Enough Covid Bull$hit
When my father started racing in 1971, I thought that New England Dragway was an AHRA track. It turns out that it was actually NHRA, but had been AHRA and many of the Stock-type vehicles were set up for the Formula Stock classes, so they kept these classes in effect for several years on a local basis. We’re all sitting home fantasizing about racing, so let’s fantasize about Classes and combinations that don’t exist. I that I could dig up and old rulebook, but I’m going to go by memory at this point. If this thread catches on, I can look into it further. As I recall, the Classes were based on pounds per cubic inch, starting with A at 7.00-7.49, and then going to B at 7.50 to 7.99. Let’s assume that they went up by .5 and weighed the cars with the driver (similar to the change in Modified years ago). Back then, you had to run off the factory shipping weight. Today, we’ll say that you can go to the Class minimum, but you can only run one Class, the natural class of your car.

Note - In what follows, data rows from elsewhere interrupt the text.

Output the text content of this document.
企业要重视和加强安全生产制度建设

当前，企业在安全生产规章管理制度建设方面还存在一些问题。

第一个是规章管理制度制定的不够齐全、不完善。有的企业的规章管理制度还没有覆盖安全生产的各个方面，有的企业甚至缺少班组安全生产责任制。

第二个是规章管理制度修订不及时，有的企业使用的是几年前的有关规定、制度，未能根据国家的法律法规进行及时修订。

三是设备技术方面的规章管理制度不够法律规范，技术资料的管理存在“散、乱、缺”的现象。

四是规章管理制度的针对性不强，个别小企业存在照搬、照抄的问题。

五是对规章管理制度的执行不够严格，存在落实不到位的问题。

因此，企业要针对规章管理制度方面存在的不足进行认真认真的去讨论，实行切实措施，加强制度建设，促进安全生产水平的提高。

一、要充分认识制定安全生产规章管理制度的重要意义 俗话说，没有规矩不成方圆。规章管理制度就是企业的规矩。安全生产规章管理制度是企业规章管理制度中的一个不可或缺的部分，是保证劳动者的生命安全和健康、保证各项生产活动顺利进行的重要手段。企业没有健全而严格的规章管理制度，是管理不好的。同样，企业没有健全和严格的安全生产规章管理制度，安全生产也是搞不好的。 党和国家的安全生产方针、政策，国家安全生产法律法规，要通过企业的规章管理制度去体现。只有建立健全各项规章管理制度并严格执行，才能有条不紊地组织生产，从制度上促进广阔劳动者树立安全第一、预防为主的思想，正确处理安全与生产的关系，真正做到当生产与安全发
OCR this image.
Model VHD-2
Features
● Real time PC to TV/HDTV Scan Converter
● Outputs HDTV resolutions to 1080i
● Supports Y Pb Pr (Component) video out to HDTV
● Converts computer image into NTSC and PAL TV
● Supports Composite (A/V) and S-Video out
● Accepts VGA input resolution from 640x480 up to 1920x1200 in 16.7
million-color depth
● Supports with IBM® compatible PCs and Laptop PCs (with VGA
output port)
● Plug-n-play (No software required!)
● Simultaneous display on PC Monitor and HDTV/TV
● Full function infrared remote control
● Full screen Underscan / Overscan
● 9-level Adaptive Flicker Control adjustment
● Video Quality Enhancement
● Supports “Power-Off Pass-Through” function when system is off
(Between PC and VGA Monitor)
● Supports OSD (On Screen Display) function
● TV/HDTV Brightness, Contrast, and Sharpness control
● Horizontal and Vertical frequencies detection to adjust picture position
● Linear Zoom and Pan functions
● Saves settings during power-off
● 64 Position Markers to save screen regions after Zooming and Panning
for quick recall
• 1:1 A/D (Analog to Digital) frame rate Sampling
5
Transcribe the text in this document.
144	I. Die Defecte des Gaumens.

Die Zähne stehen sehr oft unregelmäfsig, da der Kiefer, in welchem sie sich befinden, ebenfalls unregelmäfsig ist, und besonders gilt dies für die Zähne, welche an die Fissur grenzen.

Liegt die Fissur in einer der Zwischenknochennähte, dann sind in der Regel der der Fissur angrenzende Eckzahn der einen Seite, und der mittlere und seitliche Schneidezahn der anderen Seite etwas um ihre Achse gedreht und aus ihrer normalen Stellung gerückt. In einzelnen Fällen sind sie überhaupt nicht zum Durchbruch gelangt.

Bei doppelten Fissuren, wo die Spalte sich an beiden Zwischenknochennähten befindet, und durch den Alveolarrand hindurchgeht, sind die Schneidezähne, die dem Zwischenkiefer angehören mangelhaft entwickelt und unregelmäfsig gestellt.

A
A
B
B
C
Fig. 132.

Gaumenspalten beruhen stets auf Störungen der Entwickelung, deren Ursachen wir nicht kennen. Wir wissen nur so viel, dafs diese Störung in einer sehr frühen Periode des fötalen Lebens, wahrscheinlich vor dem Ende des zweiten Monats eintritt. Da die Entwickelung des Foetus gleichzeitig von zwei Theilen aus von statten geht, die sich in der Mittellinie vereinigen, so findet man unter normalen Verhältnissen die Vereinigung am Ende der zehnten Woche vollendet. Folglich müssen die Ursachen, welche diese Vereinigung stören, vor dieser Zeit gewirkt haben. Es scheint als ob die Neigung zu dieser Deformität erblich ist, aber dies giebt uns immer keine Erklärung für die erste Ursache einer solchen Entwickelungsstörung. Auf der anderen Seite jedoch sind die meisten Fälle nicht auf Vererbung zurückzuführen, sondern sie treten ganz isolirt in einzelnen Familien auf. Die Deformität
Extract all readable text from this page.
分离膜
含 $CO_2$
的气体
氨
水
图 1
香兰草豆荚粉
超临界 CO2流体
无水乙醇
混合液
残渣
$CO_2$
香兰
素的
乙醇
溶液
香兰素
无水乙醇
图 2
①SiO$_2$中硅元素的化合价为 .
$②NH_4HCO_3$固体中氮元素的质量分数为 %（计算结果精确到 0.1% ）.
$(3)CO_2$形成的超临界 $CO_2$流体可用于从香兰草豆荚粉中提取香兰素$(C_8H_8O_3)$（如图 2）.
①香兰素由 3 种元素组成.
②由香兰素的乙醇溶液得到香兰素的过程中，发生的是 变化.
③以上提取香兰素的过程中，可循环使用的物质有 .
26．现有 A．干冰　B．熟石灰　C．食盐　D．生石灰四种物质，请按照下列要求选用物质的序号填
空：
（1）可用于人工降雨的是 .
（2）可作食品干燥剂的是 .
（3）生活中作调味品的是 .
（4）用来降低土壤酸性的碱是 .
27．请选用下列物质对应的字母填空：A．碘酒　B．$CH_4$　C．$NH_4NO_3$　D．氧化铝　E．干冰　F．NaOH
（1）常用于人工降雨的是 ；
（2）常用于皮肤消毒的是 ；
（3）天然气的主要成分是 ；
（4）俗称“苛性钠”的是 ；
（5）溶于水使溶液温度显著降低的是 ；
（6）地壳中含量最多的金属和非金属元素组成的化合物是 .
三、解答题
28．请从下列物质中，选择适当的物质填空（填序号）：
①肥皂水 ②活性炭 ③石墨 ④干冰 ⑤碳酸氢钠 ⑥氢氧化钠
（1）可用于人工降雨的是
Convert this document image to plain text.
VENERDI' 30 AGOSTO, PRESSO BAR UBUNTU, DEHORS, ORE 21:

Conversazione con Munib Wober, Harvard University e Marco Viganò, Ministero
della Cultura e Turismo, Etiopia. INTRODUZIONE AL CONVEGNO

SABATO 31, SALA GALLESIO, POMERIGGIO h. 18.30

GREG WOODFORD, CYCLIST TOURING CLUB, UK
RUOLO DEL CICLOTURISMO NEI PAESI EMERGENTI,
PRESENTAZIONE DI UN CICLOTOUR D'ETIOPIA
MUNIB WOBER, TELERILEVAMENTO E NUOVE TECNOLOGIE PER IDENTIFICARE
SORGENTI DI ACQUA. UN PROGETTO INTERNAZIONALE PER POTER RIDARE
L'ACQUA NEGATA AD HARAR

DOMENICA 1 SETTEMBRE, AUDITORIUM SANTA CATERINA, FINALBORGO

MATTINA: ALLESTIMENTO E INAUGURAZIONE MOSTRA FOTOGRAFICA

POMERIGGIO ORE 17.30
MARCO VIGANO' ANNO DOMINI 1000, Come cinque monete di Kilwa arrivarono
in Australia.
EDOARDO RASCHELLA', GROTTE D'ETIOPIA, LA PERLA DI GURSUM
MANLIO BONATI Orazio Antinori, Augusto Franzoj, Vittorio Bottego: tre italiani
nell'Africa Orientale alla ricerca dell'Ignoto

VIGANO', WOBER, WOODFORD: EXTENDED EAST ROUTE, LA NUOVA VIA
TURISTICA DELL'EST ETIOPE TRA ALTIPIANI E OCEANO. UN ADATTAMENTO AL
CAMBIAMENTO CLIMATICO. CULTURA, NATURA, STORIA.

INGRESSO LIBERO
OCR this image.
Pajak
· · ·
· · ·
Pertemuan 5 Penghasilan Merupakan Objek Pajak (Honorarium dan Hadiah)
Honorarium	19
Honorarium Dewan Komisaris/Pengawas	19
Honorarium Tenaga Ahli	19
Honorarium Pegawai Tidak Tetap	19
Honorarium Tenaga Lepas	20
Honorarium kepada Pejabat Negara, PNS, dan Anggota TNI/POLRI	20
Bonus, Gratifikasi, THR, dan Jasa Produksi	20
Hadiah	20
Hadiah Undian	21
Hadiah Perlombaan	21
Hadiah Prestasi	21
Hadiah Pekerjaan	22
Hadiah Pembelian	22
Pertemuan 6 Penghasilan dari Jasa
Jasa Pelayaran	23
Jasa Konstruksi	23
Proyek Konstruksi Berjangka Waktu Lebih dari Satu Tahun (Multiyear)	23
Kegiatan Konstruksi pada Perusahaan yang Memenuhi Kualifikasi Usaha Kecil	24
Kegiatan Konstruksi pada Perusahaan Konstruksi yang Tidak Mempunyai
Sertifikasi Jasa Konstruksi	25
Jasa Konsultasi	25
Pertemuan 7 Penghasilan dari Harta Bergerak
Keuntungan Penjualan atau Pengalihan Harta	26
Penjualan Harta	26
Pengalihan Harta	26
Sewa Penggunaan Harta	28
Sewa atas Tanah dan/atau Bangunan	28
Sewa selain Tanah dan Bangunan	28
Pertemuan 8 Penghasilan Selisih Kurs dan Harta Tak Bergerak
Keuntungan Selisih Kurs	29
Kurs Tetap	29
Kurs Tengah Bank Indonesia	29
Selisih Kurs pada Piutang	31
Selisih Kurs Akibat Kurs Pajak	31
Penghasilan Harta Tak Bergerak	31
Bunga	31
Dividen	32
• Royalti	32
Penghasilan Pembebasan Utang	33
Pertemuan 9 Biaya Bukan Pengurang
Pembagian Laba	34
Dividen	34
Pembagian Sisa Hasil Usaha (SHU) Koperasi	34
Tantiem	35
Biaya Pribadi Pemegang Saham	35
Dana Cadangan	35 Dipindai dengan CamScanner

The chassis and suspension rules were similar to today’s Stockers, but limited to 4.56 gears. You could run a fiberglass hood, with a hood scoop, we’ll call it 5”.
850 cfm carburetor. Aluminum intake. No porting of the heads (let’s say what will pass in Stock these days), but you could run any head that would bolt onto the block. I don’t recall the rule back then, but let’s say no chamfering of the bores for valve clearance. Camshafts were limited to .525 lift above 375 cubic inches, and .500 below 375. Today’s hydraulics are pretty much solids anyway, so let’s scratch that Back then, hydraulics had to run hydraulic lifters and solids could run solids, no roller cams. .060 overbore and will give it the .015 on the stroke. Again, these were only the engines and sizes that came in the car, and you were classified by the original cubic inch, not what it actually measured with the overbore. Any compression ratio. There were no aftermarket rods, except maybe aluminum, so we’ll modernize it with aftermarket rods and pistons acceptable, but they must meet the stock weight. Valve reliefs acceptable.
These cars were very much like the future Super Modified Classes in the original release. I think the trick was to find the biggest head that you could fit on the smallest cubic inch. I remember one pair of brothers that ran 361 Chryslers because they were feeding the smallest cubic inch B motor with Max Wedge heads. A Boss 302 Mustang was another fast car at the time. A 396 was probably a lot more popular than a 427. 283’s with 2.02 valve heads were popular.
Some of the guys who ran these classes at Epping were Jim Boudreau, Vic Santos, Bill Baylis, Bob Broadbent, and Brad Rose. Tom Boucher may have had one, as well. I know that Bench Racer will chime in on this one, because his brother or brother-in-law ran the IHRA Formula Stock Classes before switching to NHRA Super Stock.
Yes, this is a waste of time, but it beats discussing the virus. What would you build?